No Comment — February 6, 2009, 5:27 pm

Will Prosecutorial Misconduct Lead to Reversal of the Stevens Conviction?

The trial on corruption charges of the Senate’s senior Republican, Ted Stevens, ended on October 27, and the jurors quickly returned a “guilty” verdict. But now glaring disclosures of misconduct by the prosecution team raise doubt about whether the conviction will stand. As noted previously, Judge Emmet Sullivan, suggesting that he did not consider the Public Integrity Section lawyers appearing in the case to be credible. He insisted that then-Attorney General Mukasey furnish him with a written explanation for the Department’s failure to provide whistleblower protections to the FBI agent who came forward with the prosecutorial misconduct allegations that have rocked the case.

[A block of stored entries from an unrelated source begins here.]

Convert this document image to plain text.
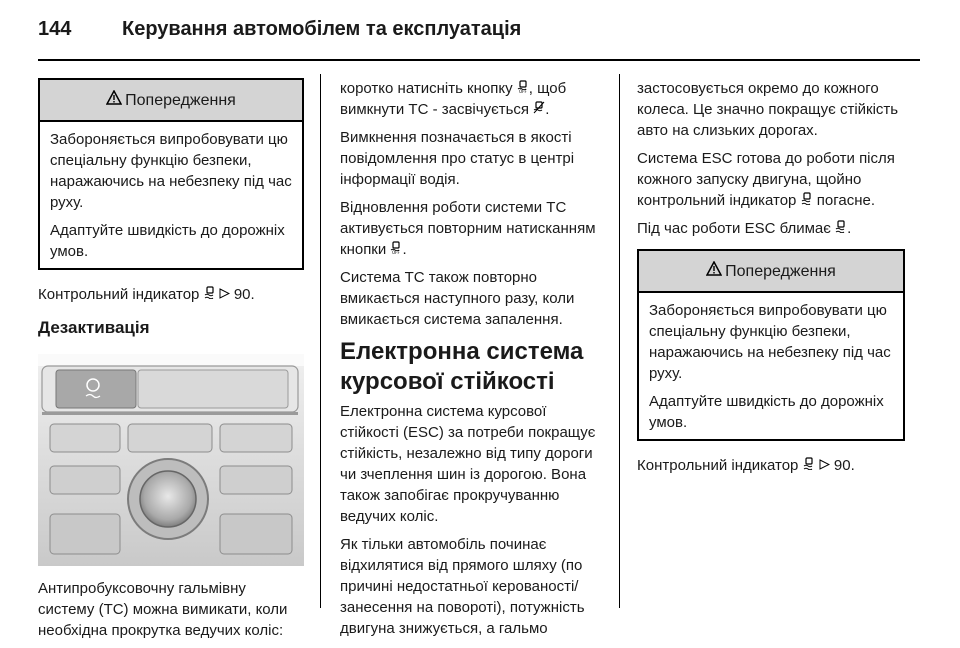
144	Керування автомобілем та експлуатація
Попередження

Забороняється випробовувати цю спеціальну функцію безпеки, наражаючись на небезпеку під час руху.

Адаптуйте швидкість до дорожніх умов.

Контрольний індикатор 90.

Дезактивація

Антипробуксовочну гальмівну систему (TC) можна вимикати, коли необхідна прокрутка ведучих коліс:

коротко натисніть кнопку OFF , щоб вимкнути TC - засвічується .

Вимкнення позначається в якості повідомлення про статус в центрі інформації водія.

Відновлення роботи системи TC активується повторним натисканням кнопки OFF .

Система TC також повторно вмикається наступного разу, коли вмикається система запалення.

Електронна система курсової стійкості

Електронна система курсової стійкості (ESC) за потреби покращує стійкість, незалежно від типу дороги чи зчеплення шин із дорогою. Вона також запобігає прокручуванню ведучих коліс.

Як тільки автомобіль починає відхилятися від прямого шляху (по причині недостатньої керованості/ занесення на повороті), потужність двигуна знижується, а гальмо

застосовується окремо до кожного колеса. Це значно покращує стійкість авто на слизьких дорогах.

Система ESC готова до роботи після кожного запуску двигуна, щойно контрольний індикатор погасне.

Під час роботи ESC блимає .

Попередження

Забороняється випробовувати цю спеціальну функцію безпеки, наражаючись на небезпеку під час руху.

Адаптуйте швидкість до дорожніх умов.

Контрольний індикатор 90.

Mukasey apparently departed without complying with the judge’s request. But Public Integrity Section chief William Welch sent the judge a detailed letter offering novel rationalizations for the prosecution’s false steps and seeking not to be held in contempt. Welch’s submission fails to comply with the specific demands the judge placed on prosecutors about disclosure of communications. Welch instead suggested that the judge was operating on the basis of a misunderstanding about the case and that he would need a further two weeks to comply if the judge persisted in his order. The Anchorage Daily News reports

In a letter to the judge dated Jan. 30 and made public Thursday, William M. Welch II, head of the Justice Department’s Public Integrity Section, said he erred when he said in January that government employees cited in an FBI agent’s complaint alleging improprieties by government officials “want their story to be made public.” In fact, he wrote, not all of them gave their consent to having their names released Jan. 14 in a publicly filed copy of the eight-page complaint, though he didn’t identify which ones.

Stevens’s attorneys are seeking to have the conviction overturned on grounds of prosecutorial misconduct, a remedy which is rarely granted. In papers filed with the court, Stevens’s attorney states:

The government still does not get it. Over and over again, it has been caught red-handed making false representations to the Court and the defense.

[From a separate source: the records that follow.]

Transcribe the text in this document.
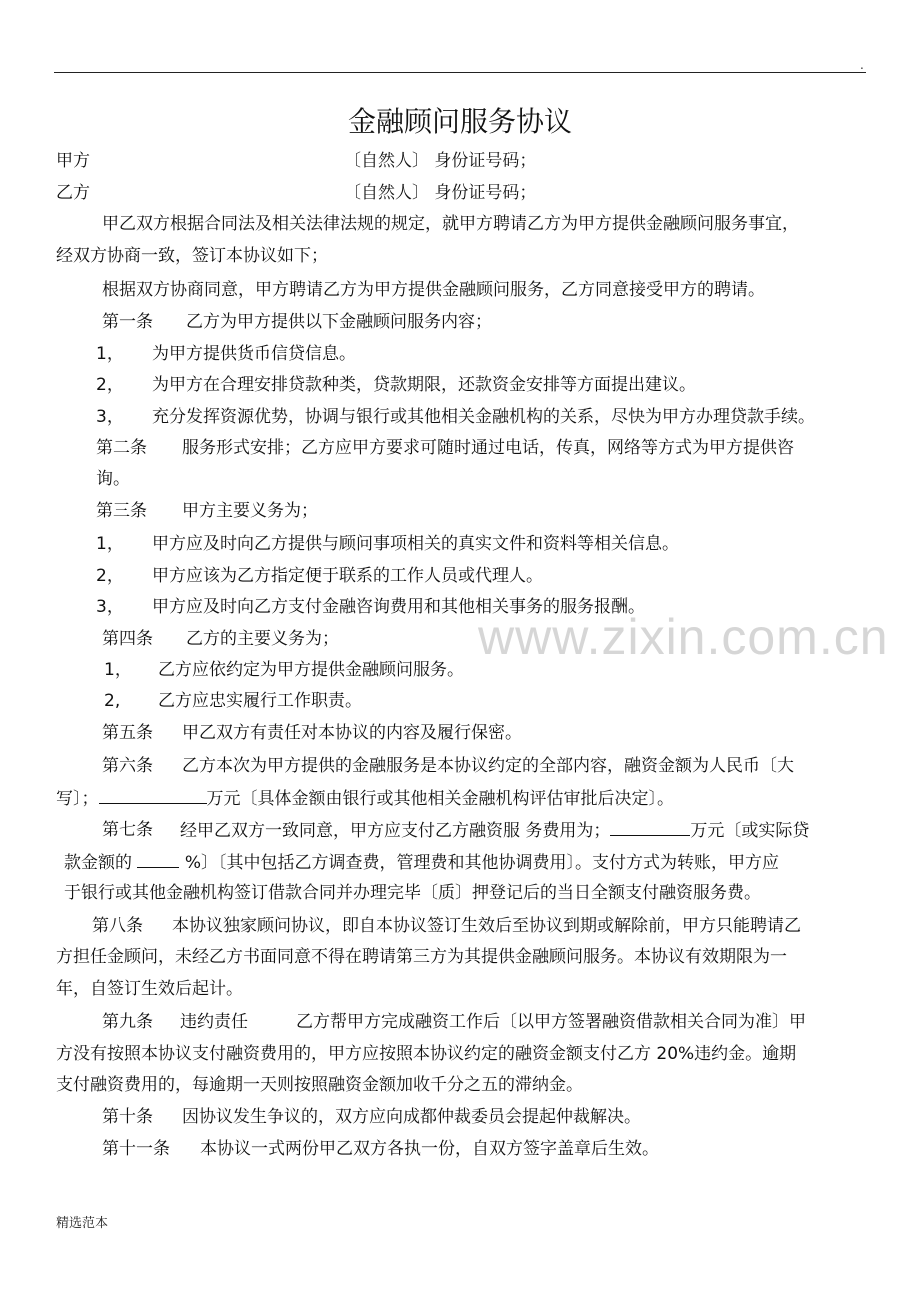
.
金融顾问服务协议
甲方	〔自然人〕 身份证号码；
乙方	〔自然人〕 身份证号码；
甲乙双方根据合同法及相关法律法规的规定，就甲方聘请乙方为甲方提供金融顾问服务事宜，
经双方协商一致，签订本协议如下；
根据双方协商同意，甲方聘请乙方为甲方提供金融顾问服务，乙方同意接受甲方的聘请。
第一条 乙方为甲方提供以下金融顾问服务内容；
1， 为甲方提供货币信贷信息。
2， 为甲方在合理安排贷款种类，贷款期限，还款资金安排等方面提出建议。
3， 充分发挥资源优势，协调与银行或其他相关金融机构的关系，尽快为甲方办理贷款手续。
第二条 服务形式安排；乙方应甲方要求可随时通过电话，传真，网络等方式为甲方提供咨
询。
第三条 甲方主要义务为；
1， 甲方应及时向乙方提供与顾问事项相关的真实文件和资料等相关信息。
2， 甲方应该为乙方指定便于联系的工作人员或代理人。
3， 甲方应及时向乙方支付金融咨询费用和其他相关事务的服务报酬。
第四条 乙方的主要义务为；
1， 乙方应依约定为甲方提供金融顾问服务。
2, 乙方应忠实履行工作职责。
第五条 甲乙双方有责任对本协议的内容及履行保密。
第六条 乙方本次为甲方提供的金融服务是本协议约定的全部内容，融资金额为人民币〔大
写〕；	万元〔具体金额由银行或其他相关金融机构评估审批后决定〕。
第七条 经甲乙双方一致同意，甲方应支付乙方融资服 务费用为；	万元〔或实际贷
款金额的	%〕〔其中包括乙方调查费，管理费和其他协调费用〕。支付方式为转账，甲方应
于银行或其他金融机构签订借款合同并办理完毕〔质〕押登记后的当日全额支付融资服务费。
第八条 本协议独家顾问协议，即自本协议签订生效后至协议到期或解除前，甲方只能聘请乙
方担任金顾问，未经乙方书面同意不得在聘请第三方为其提供金融顾问服务。本协议有效期限为一
年，自签订生效后起计。
第九条 违约责任	乙方帮甲方完成融资工作后〔以甲方签署融资借款相关合同为准〕甲
方没有按照本协议支付融资费用的，甲方应按照本协议约定的融资金额支付乙方 20%违约金。逾期
支付融资费用的，每逾期一天则按照融资金额加收千分之五的滞纳金。
第十条 因协议发生争议的，双方应向成都仲裁委员会提起仲裁解决。
第十一条 本协议一式两份甲乙双方各执一份，自双方签字盖章后生效。
www.zixin.com.cn
精选范本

This is the latest in a long series of scandals surrounding prosecutions by the Public Integrity Section, differing from others only in that the defendant in this case is a prominent Republican. A special prosecutor is probing allegations that the Bush White House improperly manipulated prosecutors for political purposes following the release of reports by two Congressional committees and the Justice Department’s own Inspector General that documented such manipulation in great detail. None of the allegations touched upon the Stevens case, however.